C’est sur la route forestière entre La Pesse et Giron que les concurrents ont pris leur départ, pour un itinéraire les faisant passer par le crêt de Chalam, les alentours du crêt Pela, la Sambine au-dessus de Prémanon pour finir par une dernière montée sur les hauts de Morez. Soit environ 55 km, comme annoncé , mais aussi 2 200 mètres de dénivelé.
« Un tracé roulant, parfois trop », pour Ivan Bourgeois (Lons Athlé 39), le vainqueur de cette première édition. « Un tracé sur lequel il faut toujours rester actif », explique-t-il.
Ludovic Bourgeois (Team running Conseil Jura) était en sa compagnie jusqu’à la mi-course, puis cette usure a fait son oeuvre, et malgré une lutte sur lui-même pour revenir sur la dernière partie, il termine deuxième, à 4 minutes. « Je suis parti derrière Ivan, je savais qu’il était plus fort que moi. Il était assez gentil sur les premiers kilomètres mais on sentait qu’il nous faisait mal. Dans ma tête je me suis dit : ‘’S’il me fait mal à moi, il fait mal aux autres’’. Au 25e, ça a commencé à accélérer, je me suis accroché et quand j’ai vu derrière que ça décrochait j’ai laissé partir Ivan pour me mettre dans mon rythme », commente Ludovic Bourgeois, qui s’était blessé à la cheville sur le 72 km l’an dernier.
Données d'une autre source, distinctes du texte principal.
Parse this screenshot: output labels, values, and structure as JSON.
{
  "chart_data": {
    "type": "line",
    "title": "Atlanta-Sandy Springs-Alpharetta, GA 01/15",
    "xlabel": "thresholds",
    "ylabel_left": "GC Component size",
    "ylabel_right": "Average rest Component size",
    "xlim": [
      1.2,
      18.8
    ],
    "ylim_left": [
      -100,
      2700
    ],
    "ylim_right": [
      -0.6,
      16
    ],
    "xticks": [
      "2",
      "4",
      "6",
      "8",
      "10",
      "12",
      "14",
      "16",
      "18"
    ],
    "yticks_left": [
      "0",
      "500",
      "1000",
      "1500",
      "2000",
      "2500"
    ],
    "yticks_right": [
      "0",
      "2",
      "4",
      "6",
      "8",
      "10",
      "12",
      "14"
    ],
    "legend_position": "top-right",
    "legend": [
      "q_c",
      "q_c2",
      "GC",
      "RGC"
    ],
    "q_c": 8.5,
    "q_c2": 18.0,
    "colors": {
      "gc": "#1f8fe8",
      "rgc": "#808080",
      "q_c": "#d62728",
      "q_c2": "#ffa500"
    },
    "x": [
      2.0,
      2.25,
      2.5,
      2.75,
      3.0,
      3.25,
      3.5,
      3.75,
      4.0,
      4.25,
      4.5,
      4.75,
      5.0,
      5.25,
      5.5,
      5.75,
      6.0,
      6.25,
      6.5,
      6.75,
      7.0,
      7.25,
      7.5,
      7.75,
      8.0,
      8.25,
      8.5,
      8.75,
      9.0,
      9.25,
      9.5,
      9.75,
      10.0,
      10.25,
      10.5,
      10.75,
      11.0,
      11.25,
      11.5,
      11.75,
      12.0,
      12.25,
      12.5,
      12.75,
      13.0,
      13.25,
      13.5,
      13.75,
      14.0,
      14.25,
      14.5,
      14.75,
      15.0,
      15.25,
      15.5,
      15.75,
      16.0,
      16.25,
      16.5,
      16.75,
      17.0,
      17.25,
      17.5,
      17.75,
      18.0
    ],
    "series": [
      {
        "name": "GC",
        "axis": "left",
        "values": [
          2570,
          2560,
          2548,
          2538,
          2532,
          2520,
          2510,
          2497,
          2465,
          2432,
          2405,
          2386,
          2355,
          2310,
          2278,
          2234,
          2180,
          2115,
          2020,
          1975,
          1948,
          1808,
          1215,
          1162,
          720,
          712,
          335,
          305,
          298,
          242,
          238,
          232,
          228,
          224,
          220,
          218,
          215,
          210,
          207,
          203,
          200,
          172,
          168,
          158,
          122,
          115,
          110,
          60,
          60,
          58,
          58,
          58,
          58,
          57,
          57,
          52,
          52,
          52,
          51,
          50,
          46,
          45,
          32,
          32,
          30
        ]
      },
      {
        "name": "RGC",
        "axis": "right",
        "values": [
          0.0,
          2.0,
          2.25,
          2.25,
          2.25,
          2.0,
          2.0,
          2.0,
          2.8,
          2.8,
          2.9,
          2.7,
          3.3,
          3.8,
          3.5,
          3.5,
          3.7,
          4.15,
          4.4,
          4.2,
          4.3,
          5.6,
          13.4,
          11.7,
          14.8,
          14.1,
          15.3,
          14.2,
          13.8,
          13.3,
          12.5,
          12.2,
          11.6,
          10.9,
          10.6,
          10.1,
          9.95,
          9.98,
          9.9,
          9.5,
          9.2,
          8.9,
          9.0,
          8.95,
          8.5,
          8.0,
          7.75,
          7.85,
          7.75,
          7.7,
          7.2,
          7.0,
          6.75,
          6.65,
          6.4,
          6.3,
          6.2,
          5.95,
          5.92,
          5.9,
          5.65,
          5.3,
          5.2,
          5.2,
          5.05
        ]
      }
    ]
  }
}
Hugues Raymond (Saint-Lupicin SC) complète ce podium, avec dix minutes de plus au compteur.
Chez les dames, Hélène Hanrot l’emporte en 7 heures et 23 minutes, cinq minutes seulement devant Anne Villemin qui était pourtant en tête sur toute la première moitié de la course : « À Lajoux, je me suis trompée de chemin, il a fallu revenir complètement en arrière pour repartir », regrette-telle.
Cette première édition est globalement une réussite qui n’a reçu que des éloges des concurrents. Le mystère est éclairci !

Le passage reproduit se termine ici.